Split a DataFrame where a column is True. Yields a number of dataframes
"""
previous_index = df.index[0]
for split_point in df[df[column]].index:
yield df[previous_index:split_point]
previous_index = split_point
# Yield remainder of dataset
try:
yield df[split_point:]
except UnboundLocalError:
pass # There is no split point => Ignore
# Usage example:
list(split_dataframe_by_column(df, "ZeroCrossing"))
Note that one or more of those dataframes might be empty.
Full example:
We’ll use the ZeroCrossing
column we built in our previous post on How to detect value change in pandas string column/series which itself builds on our post on How to create pandas time series DataFrame example dataset. Based on that example we add the utility function shown above:
import pandas as pd
# Load pre-built time series example dataset
df = pd.read_csv("https://techoverflow.net/datasets/timeseries-example.csv", parse_dates=["Timestamp"])
df.set_index("Timestamp", inplace=True)
# Create a new column containing "Positive" or "Negative"
df["SinePositive"] = (df["Sine"] >= 0).map({True: "Positive", False: "Negative"})
# Create "change" column (boolean)
df["ZeroCrossing"] = df["SinePositive"].shift() != df["SinePositive"]
# Set first entry to False
df["ZeroCrossing"].iloc[0] = False
def split_dataframe_by_column(df, column):
"""Split a DataFrame where a column is True.

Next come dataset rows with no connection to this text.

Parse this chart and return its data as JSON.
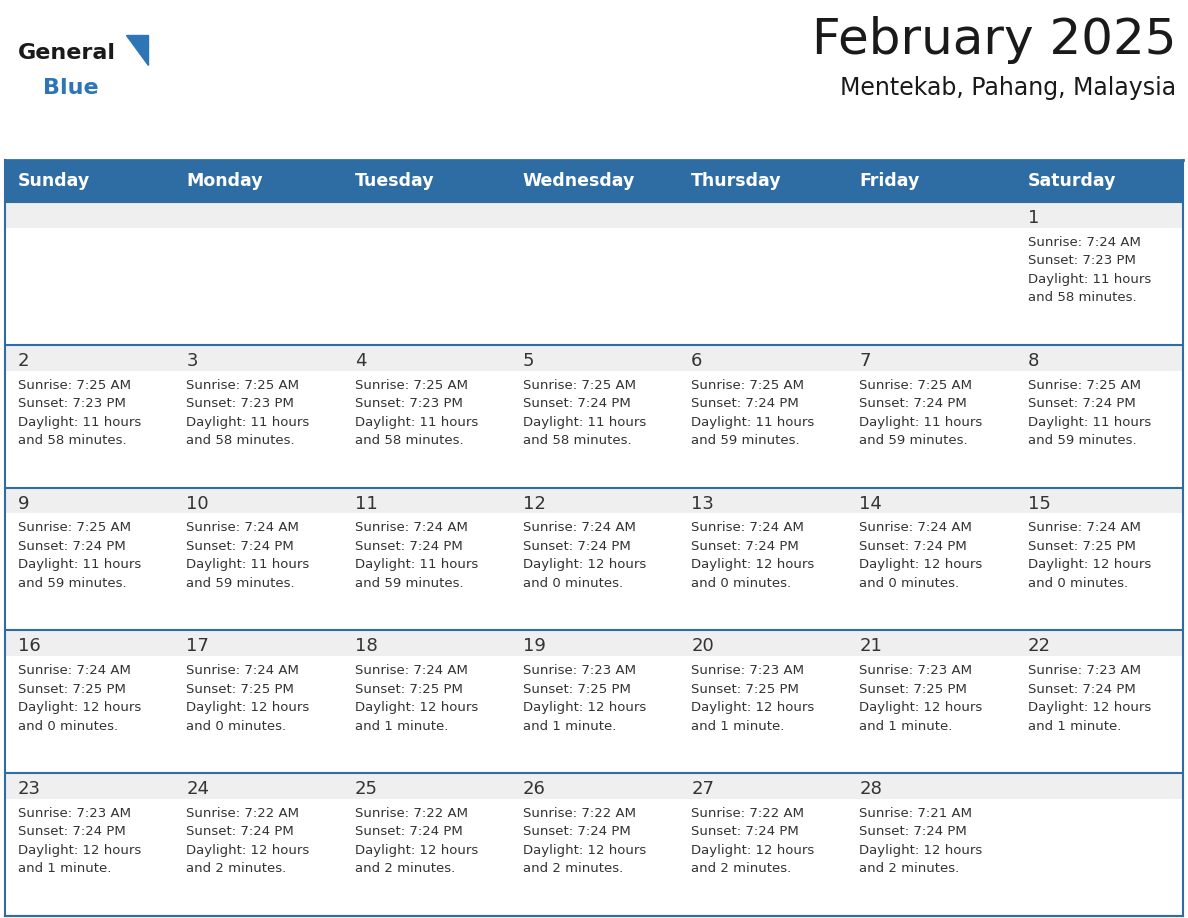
{
  "title": "February 2025",
  "subtitle": "Mentekab, Pahang, Malaysia",
  "days_of_week": [
    "Sunday",
    "Monday",
    "Tuesday",
    "Wednesday",
    "Thursday",
    "Friday",
    "Saturday"
  ],
  "header_bg": "#2E6DA4",
  "header_text": "#FFFFFF",
  "cell_bg_light": "#EFEFEF",
  "cell_bg_white": "#FFFFFF",
  "row_border_color": "#2E6DA4",
  "text_color": "#333333",
  "logo_general_color": "#1a1a1a",
  "logo_blue_color": "#2E75B6",
  "calendar_data": [
    [
      {
        "day": null,
        "info": null
      },
      {
        "day": null,
        "info": null
      },
      {
        "day": null,
        "info": null
      },
      {
        "day": null,
        "info": null
      },
      {
        "day": null,
        "info": null
      },
      {
        "day": null,
        "info": null
      },
      {
        "day": 1,
        "info": "Sunrise: 7:24 AM\nSunset: 7:23 PM\nDaylight: 11 hours\nand 58 minutes."
      }
    ],
    [
      {
        "day": 2,
        "info": "Sunrise: 7:25 AM\nSunset: 7:23 PM\nDaylight: 11 hours\nand 58 minutes."
      },
      {
        "day": 3,
        "info": "Sunrise: 7:25 AM\nSunset: 7:23 PM\nDaylight: 11 hours\nand 58 minutes."
      },
      {
        "day": 4,
        "info": "Sunrise: 7:25 AM\nSunset: 7:23 PM\nDaylight: 11 hours\nand 58 minutes."
      },
      {
        "day": 5,
        "info": "Sunrise: 7:25 AM\nSunset: 7:24 PM\nDaylight: 11 hours\nand 58 minutes."
      },
      {
        "day": 6,
        "info": "Sunrise: 7:25 AM\nSunset: 7:24 PM\nDaylight: 11 hours\nand 59 minutes."
      },
      {
        "day": 7,
        "info": "Sunrise: 7:25 AM\nSunset: 7:24 PM\nDaylight: 11 hours\nand 59 minutes."
      },
      {
        "day": 8,
        "info": "Sunrise: 7:25 AM\nSunset: 7:24 PM\nDaylight: 11 hours\nand 59 minutes."
      }
    ],
    [
      {
        "day": 9,
        "info": "Sunrise: 7:25 AM\nSunset: 7:24 PM\nDaylight: 11 hours\nand 59 minutes."
      },
      {
        "day": 10,
        "info": "Sunrise: 7:24 AM\nSunset: 7:24 PM\nDaylight: 11 hours\nand 59 minutes."
      },
      {
        "day": 11,
        "info": "Sunrise: 7:24 AM\nSunset: 7:24 PM\nDaylight: 11 hours\nand 59 minutes."
      },
      {
        "day": 12,
        "info": "Sunrise: 7:24 AM\nSunset: 7:24 PM\nDaylight: 12 hours\nand 0 minutes."
      },
      {
        "day": 13,
        "info": "Sunrise: 7:24 AM\nSunset: 7:24 PM\nDaylight: 12 hours\nand 0 minutes."
      },
      {
        "day": 14,
        "info": "Sunrise: 7:24 AM\nSunset: 7:24 PM\nDaylight: 12 hours\nand 0 minutes."
      },
      {
        "day": 15,
        "info": "Sunrise: 7:24 AM\nSunset: 7:25 PM\nDaylight: 12 hours\nand 0 minutes."
      }
    ],
    [
      {
        "day": 16,
        "info": "Sunrise: 7:24 AM\nSunset: 7:25 PM\nDaylight: 12 hours\nand 0 minutes."
      },
      {
        "day": 17,
        "info": "Sunrise: 7:24 AM\nSunset: 7:25 PM\nDaylight: 12 hours\nand 0 minutes."
      },
      {
        "day": 18,
        "info": "Sunrise: 7:24 AM\nSunset: 7:25 PM\nDaylight: 12 hours\nand 1 minute."
      },
      {
        "day": 19,
        "info": "Sunrise: 7:23 AM\nSunset: 7:25 PM\nDaylight: 12 hours\nand 1 minute."
      },
      {
        "day": 20,
        "info": "Sunrise: 7:23 AM\nSunset: 7:25 PM\nDaylight: 12 hours\nand 1 minute."
      },
      {
        "day": 21,
        "info": "Sunrise: 7:23 AM\nSunset: 7:25 PM\nDaylight: 12 hours\nand 1 minute."
      },
      {
        "day": 22,
        "info": "Sunrise: 7:23 AM\nSunset: 7:24 PM\nDaylight: 12 hours\nand 1 minute."
      }
    ],
    [
      {
        "day": 23,
        "info": "Sunrise: 7:23 AM\nSunset: 7:24 PM\nDaylight: 12 hours\nand 1 minute."
      },
      {
        "day": 24,
        "info": "Sunrise: 7:22 AM\nSunset: 7:24 PM\nDaylight: 12 hours\nand 2 minutes."
      },
      {
        "day": 25,
        "info": "Sunrise: 7:22 AM\nSunset: 7:24 PM\nDaylight: 12 hours\nand 2 minutes."
      },
      {
        "day": 26,
        "info": "Sunrise: 7:22 AM\nSunset: 7:24 PM\nDaylight: 12 hours\nand 2 minutes."
      },
      {
        "day": 27,
        "info": "Sunrise: 7:22 AM\nSunset: 7:24 PM\nDaylight: 12 hours\nand 2 minutes."
      },
      {
        "day": 28,
        "info": "Sunrise: 7:21 AM\nSunset: 7:24 PM\nDaylight: 12 hours\nand 2 minutes."
      },
      {
        "day": null,
        "info": null
      }
    ]
  ]
}
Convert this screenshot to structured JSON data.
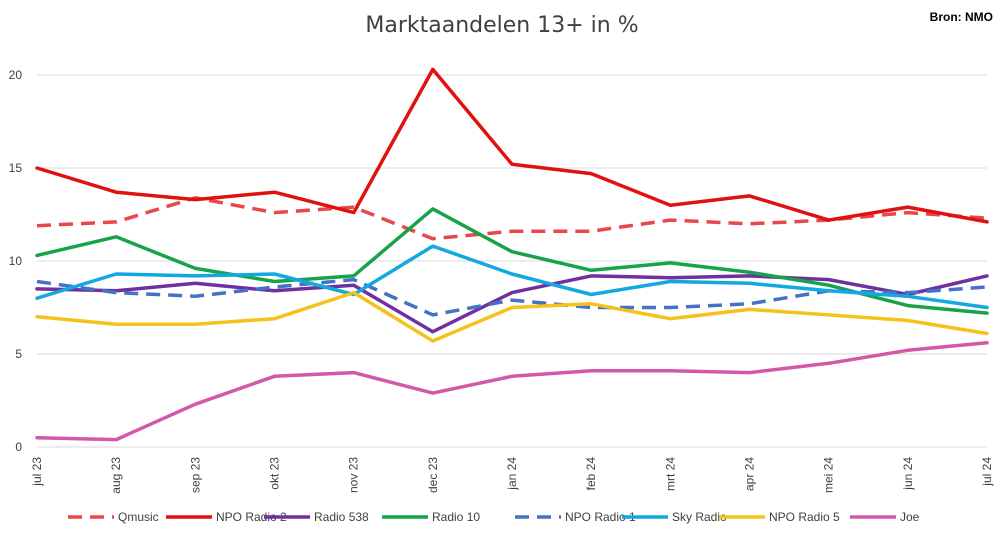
{
  "chart_data": {
    "type": "line",
    "title": "Marktaandelen 13+ in %",
    "source": "Bron: NMO",
    "xlabel": "",
    "ylabel": "",
    "ylim": [
      0,
      20
    ],
    "yticks": [
      "0",
      "5",
      "10",
      "15",
      "20"
    ],
    "grid": true,
    "legend": "bottom",
    "categories": [
      "jul 23",
      "aug 23",
      "sep 23",
      "okt 23",
      "nov 23",
      "dec 23",
      "jan 24",
      "feb 24",
      "mrt 24",
      "apr 24",
      "mei 24",
      "jun 24",
      "jul 24"
    ],
    "series": [
      {
        "name": "Qmusic",
        "color": "#e8474b",
        "dashed": true,
        "values": [
          11.9,
          12.1,
          13.4,
          12.6,
          12.9,
          11.2,
          11.6,
          11.6,
          12.2,
          12.0,
          12.2,
          12.6,
          12.3
        ]
      },
      {
        "name": "NPO Radio 2",
        "color": "#e0120f",
        "dashed": false,
        "values": [
          15.0,
          13.7,
          13.3,
          13.7,
          12.6,
          20.3,
          15.2,
          14.7,
          13.0,
          13.5,
          12.2,
          12.9,
          12.1
        ]
      },
      {
        "name": "Radio 538",
        "color": "#7030a0",
        "dashed": false,
        "values": [
          8.5,
          8.4,
          8.8,
          8.4,
          8.7,
          6.2,
          8.3,
          9.2,
          9.1,
          9.2,
          9.0,
          8.2,
          9.2
        ]
      },
      {
        "name": "Radio 10",
        "color": "#17a34a",
        "dashed": false,
        "values": [
          10.3,
          11.3,
          9.6,
          8.9,
          9.2,
          12.8,
          10.5,
          9.5,
          9.9,
          9.4,
          8.7,
          7.6,
          7.2
        ]
      },
      {
        "name": "NPO Radio 1",
        "color": "#4472c4",
        "dashed": true,
        "values": [
          8.9,
          8.3,
          8.1,
          8.6,
          9.0,
          7.1,
          7.9,
          7.5,
          7.5,
          7.7,
          8.4,
          8.3,
          8.6
        ]
      },
      {
        "name": "Sky Radio",
        "color": "#12a8e0",
        "dashed": false,
        "values": [
          8.0,
          9.3,
          9.2,
          9.3,
          8.2,
          10.8,
          9.3,
          8.2,
          8.9,
          8.8,
          8.4,
          8.1,
          7.5
        ]
      },
      {
        "name": "NPO Radio 5",
        "color": "#f5c21b",
        "dashed": false,
        "values": [
          7.0,
          6.6,
          6.6,
          6.9,
          8.3,
          5.7,
          7.5,
          7.7,
          6.9,
          7.4,
          7.1,
          6.8,
          6.1
        ]
      },
      {
        "name": "Joe",
        "color": "#d458a8",
        "dashed": false,
        "values": [
          0.5,
          0.4,
          2.3,
          3.8,
          4.0,
          2.9,
          3.8,
          4.1,
          4.1,
          4.0,
          4.5,
          5.2,
          5.6
        ]
      }
    ]
  }
}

Yields a number of dataframes"""
previous_index = df.index[0]
for split_point in df[df[column]].index:
yield df[previous_index:split_point]
previous_index = split_point
# Yield remainder of dataset
try:
yield df[split_point:]
except UnboundLocalError:
pass # There is no split point => Ignore
# Print result
split_frames = list(split_dataframe_by_column(df, "ZeroCrossing"))
print(f"Split DataFrame into {len(split_frames)} separate frames by zero-crossing")
# This prints "Split DataFrame into 20 separate frames by zero-crossing"